As a user searching the catalog, it makes sense to return a homogeneous chunk (Item) and have the Assets attached to this object.
Assuming we decide to capture all Assets in a single Item, we need a clean solution for:
- Handling Items with many Assets (e.g. » 100)
- Sub-setting along time - i.e. filtering Assets by time selection
The jump from Collections to Items is done via a link item, using relation item
.
The /collections/<collectionId>/items
path provides a paginated list of Items.
It follows that Assets could be represented in the same way. i.e. /collections/<collectionId>/items/<itemId>/assets
An aside: aggregation summaries of Assets
In a perfect future, we won’t need to worry about Assets because data services will exist to handle Assets transparently so that the user query/request gets converted into a workflow description and returns only the data payload requested.
In the world of STAC Items, we can expect that service endpoints will be included in the Item record, as aggregated assets. There are some example aggregation formats that might be relevant in this area:
- kerchunk - descriptive files representing an access point for reading multiple data files (Assets)
- Zarr - a cloud-compatible format that separates data access and serialisation for multi-dimensional arrays
But that’s the future - let’s get back to the our proposal…
Proposal
In order to support Assets as first-class objects in STAC, we propose the following extensions:
SPEC EXTENSION
Add a link relation “asset” to allow linkage to a separate Asset object.SPEC EXTENSION
Add an asset-spec which defines the Asset representation. This follows closely the item-spec, although properties are preferred in the Item. Properties are allowed as per the current asset-spec that can be used for subsetting (e.g. datetime)API EXTENSION
Add asset-list to provide/collections/<collectionId>/items/<itemId>/assets
which is the list of Assets for a given itemId. This will provide a paginated list of all Assets and is linked to using a link object as part of an Item with relation “asset” .API EXTENSION
Add asset-search to allow cross-item searching of individual data filesAPI EXTENSION
Asset search enables API based sub-setting, using the/collections/<collectionId>/items/<itemId>/assets
URL. e.g./collections/<collectionId>/items/<itemId>/assets?datatime=start/end
Schemas
Our proposed schemas are available here:
Outcome
Moving the potentially long list of Assets to a paginated endpoint allows clients to selectively retrieve Assets for Items which have been specifically requested, rather than for all Assets irrespective of their need. This can be represented as a paginated table in user interfaces. Presenting the metadata Assets within the Item record is still useful as it allows the user to dig deeper and understand whether this is the Item they require.

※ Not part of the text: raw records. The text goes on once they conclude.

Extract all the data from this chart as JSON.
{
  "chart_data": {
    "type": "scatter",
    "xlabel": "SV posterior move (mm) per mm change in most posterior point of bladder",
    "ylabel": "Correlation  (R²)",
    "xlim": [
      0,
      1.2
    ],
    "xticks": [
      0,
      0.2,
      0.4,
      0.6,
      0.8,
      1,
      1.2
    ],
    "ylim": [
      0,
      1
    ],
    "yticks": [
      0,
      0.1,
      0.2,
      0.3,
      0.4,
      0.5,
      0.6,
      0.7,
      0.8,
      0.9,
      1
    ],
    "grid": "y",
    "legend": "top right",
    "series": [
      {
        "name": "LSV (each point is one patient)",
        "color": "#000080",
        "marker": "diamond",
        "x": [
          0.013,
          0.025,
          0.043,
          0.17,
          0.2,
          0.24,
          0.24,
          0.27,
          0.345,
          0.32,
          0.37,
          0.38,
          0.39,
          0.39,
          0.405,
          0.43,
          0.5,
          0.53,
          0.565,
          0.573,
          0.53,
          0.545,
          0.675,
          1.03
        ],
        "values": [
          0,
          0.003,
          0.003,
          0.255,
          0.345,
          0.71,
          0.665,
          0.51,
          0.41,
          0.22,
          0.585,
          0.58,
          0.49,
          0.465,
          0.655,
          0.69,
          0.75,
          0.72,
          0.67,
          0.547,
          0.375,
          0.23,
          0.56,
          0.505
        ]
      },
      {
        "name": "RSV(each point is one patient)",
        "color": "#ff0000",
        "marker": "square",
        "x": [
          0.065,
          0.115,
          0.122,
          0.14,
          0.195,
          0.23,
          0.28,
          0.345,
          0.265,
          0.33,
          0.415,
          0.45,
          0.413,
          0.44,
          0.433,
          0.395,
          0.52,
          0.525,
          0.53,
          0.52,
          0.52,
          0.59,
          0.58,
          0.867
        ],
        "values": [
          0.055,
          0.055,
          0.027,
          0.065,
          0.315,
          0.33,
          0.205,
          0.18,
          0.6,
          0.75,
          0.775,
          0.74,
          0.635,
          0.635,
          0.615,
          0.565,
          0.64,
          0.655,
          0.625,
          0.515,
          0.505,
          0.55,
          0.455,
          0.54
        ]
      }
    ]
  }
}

Asset search allows for filtering, either within an item (e.g date-time or role to retrieve only data Assets) or cross-Item selection, where a subset of related Assets from different Items might be desired. In the first case, all Assets point back to a single Item record. In the latter case, Assets may point back to a number of different Items (potentially in different Collections).
The power of Asset-level search is that the user can search dimensions of the “data hypercube” that yields a true intersect of relevant content, rather than being constrained by the limitations of how items are defined in a particular STAC catalog. A single search gets the results that are otherwise gained from repeated search-and-filter operations, thereby streamlining the discovery process.
Whilst many catalog managers, and scientific domains, may not need Asset-level search, it is a powerful solution for managing large archive or heterogeneous environmental data. We intend to implement it in our emerging STAC solution for CEDA. We also expect it to meet the needs of the next generation of Earth System Grid Federation (ESGF) Search system in the near future.